Em julho de 2020, a KBA foi revogada, e agora o governo dos EUA permite que empresas americanas forneçam imagens de alta resolução da região. Um pixel agora pode ter 40cm, por exemplo, o que permitiria distinguir uma pessoa.
"A motivação inicial é científica", diz Michael Fradley, arqueólogo da Universidade de Oxford, no Reino Unido, e um dos acadêmicos que participaram da campanha bem-sucedida para que a lei americana fosse alterada.
"Queríamos ter uma fonte de dados consistente para trabalhar em nosso projeto, então precisávamos de acesso em alta resolução nos Territórios Palestinos Ocupados comparável ao que usamos em outras partes da região."
Então, por que Gaza ainda está borrada no Google?

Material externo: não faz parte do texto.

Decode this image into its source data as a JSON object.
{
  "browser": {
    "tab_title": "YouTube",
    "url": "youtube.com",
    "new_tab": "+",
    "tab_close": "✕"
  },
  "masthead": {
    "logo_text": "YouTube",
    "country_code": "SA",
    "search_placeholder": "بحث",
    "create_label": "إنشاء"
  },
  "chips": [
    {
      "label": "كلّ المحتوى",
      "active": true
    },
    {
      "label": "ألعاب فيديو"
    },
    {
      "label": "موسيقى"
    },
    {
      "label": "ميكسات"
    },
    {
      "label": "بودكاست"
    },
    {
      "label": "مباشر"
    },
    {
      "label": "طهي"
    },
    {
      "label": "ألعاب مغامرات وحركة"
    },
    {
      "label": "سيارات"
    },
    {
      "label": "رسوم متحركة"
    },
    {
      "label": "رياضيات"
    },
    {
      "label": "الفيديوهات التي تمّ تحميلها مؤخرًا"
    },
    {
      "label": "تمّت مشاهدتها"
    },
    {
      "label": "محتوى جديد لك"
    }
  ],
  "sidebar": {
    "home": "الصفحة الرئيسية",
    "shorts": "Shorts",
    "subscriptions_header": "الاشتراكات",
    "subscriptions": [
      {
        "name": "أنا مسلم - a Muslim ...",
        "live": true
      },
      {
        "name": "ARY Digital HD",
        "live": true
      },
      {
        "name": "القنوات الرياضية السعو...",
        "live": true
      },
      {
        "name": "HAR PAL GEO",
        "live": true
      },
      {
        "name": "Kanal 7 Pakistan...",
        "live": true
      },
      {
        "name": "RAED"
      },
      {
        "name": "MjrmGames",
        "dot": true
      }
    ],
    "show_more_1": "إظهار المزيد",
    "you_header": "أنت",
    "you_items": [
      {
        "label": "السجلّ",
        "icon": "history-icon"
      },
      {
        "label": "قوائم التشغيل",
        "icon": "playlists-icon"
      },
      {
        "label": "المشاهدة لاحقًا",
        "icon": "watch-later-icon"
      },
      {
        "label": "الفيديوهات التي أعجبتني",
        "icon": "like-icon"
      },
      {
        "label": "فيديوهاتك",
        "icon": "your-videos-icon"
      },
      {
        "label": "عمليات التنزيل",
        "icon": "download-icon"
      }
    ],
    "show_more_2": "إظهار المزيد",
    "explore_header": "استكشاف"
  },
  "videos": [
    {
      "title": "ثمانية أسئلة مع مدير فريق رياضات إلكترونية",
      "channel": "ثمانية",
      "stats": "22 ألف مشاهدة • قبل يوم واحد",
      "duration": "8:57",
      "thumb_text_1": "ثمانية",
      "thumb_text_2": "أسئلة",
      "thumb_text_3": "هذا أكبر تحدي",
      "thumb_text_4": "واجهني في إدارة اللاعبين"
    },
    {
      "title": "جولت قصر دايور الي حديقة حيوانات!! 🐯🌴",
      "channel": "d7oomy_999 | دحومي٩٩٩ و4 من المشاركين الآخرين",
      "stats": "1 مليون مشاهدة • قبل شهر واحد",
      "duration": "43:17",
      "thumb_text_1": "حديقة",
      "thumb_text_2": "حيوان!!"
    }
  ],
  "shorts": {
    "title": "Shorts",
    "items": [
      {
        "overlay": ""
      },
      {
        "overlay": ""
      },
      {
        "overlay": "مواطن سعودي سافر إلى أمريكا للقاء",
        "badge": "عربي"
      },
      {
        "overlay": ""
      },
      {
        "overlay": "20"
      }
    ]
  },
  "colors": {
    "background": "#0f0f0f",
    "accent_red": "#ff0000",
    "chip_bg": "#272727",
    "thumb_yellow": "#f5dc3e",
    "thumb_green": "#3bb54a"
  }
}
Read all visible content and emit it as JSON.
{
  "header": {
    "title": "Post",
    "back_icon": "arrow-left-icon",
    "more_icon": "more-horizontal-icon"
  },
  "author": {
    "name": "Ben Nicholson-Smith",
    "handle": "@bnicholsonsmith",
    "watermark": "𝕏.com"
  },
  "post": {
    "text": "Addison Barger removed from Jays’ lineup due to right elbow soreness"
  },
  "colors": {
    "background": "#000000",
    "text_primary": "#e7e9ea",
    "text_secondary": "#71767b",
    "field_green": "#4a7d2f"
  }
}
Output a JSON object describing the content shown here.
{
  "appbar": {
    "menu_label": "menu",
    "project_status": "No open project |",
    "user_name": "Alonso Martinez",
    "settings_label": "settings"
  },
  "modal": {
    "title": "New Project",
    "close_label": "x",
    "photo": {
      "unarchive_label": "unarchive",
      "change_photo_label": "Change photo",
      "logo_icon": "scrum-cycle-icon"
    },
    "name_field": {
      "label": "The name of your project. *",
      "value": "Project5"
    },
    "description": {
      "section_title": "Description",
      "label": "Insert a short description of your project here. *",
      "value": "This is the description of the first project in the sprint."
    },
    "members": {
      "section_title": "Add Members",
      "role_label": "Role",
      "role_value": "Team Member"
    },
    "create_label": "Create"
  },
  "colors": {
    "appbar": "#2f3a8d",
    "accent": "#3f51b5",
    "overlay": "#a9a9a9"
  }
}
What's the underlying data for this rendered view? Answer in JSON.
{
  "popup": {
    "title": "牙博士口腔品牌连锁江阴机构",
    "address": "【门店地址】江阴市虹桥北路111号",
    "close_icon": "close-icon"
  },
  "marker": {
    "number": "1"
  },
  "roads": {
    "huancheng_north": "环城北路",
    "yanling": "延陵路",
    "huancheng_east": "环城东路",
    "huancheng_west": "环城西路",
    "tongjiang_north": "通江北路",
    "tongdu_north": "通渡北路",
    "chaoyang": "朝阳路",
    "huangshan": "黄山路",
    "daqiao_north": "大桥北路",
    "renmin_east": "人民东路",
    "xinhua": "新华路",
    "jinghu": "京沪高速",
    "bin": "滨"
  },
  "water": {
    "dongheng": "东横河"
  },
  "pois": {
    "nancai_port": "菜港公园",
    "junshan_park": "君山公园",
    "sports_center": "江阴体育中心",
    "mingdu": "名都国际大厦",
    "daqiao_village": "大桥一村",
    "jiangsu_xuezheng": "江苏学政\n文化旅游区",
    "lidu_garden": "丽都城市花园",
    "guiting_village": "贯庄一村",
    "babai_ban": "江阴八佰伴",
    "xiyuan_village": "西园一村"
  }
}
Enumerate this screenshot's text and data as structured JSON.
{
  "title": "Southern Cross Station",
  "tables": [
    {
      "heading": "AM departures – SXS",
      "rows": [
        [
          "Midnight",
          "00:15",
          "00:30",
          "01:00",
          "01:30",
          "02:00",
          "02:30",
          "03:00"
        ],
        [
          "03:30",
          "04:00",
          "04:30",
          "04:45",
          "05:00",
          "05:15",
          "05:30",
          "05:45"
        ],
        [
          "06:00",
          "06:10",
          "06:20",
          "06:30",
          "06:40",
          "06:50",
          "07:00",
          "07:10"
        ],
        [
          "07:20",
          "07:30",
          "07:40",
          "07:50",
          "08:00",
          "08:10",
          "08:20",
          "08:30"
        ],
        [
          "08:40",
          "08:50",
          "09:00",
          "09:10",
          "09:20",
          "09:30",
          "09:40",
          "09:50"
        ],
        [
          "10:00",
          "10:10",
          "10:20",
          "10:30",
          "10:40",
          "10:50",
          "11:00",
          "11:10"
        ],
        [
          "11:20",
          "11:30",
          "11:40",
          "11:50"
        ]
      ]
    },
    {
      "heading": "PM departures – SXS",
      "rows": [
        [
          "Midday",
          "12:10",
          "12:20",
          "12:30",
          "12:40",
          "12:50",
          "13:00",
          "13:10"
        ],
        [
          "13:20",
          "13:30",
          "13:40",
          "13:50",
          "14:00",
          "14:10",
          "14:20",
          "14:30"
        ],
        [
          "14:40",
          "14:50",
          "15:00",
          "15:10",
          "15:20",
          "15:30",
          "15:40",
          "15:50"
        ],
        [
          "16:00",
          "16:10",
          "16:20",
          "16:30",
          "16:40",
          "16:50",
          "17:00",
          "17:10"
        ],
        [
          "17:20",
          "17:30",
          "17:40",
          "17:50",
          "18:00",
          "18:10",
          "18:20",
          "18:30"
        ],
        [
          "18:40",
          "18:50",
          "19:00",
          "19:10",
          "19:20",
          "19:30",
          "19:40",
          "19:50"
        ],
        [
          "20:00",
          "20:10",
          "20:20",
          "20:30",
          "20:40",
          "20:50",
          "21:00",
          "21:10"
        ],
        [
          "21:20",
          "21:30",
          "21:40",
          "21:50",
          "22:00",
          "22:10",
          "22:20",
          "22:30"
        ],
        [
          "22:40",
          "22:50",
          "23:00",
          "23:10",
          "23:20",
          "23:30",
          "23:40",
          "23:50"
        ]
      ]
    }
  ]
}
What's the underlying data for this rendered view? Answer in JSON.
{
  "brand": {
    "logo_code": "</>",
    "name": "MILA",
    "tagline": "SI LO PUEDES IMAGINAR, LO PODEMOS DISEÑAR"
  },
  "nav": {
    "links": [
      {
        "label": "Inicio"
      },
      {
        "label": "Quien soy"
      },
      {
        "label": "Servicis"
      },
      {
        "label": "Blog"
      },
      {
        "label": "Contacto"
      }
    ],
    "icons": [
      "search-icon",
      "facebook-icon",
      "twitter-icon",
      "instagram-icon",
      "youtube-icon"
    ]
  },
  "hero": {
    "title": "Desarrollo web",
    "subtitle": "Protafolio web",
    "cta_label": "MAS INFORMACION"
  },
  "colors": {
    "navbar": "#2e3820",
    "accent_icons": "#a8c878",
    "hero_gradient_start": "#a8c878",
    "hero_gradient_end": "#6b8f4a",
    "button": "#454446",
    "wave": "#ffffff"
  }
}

A BBC conversou com o Google e a Apple (cujos aplicativos de mapeamento também mostram imagens de satélite).
A Apple disse que está trabalhando para atualizar seus mapas em breve para uma resolução maior, de 40 cm.
O Google disse à BBC que suas imagens vêm de uma variedade de fornecedores e considera "oportunidades para atualizar [suas] imagens de satélite à medida que imagens de alta resolução se tornam disponíveis". Mas acrescentou que "não tem novidades para anunciar neste momento".
"Considerando a importância dos eventos atuais, não vejo razão para que as imagens comerciais desta área continuem a ser deliberadamente borradas", tuitou Nick Waters, investigador open source da Bellingcat.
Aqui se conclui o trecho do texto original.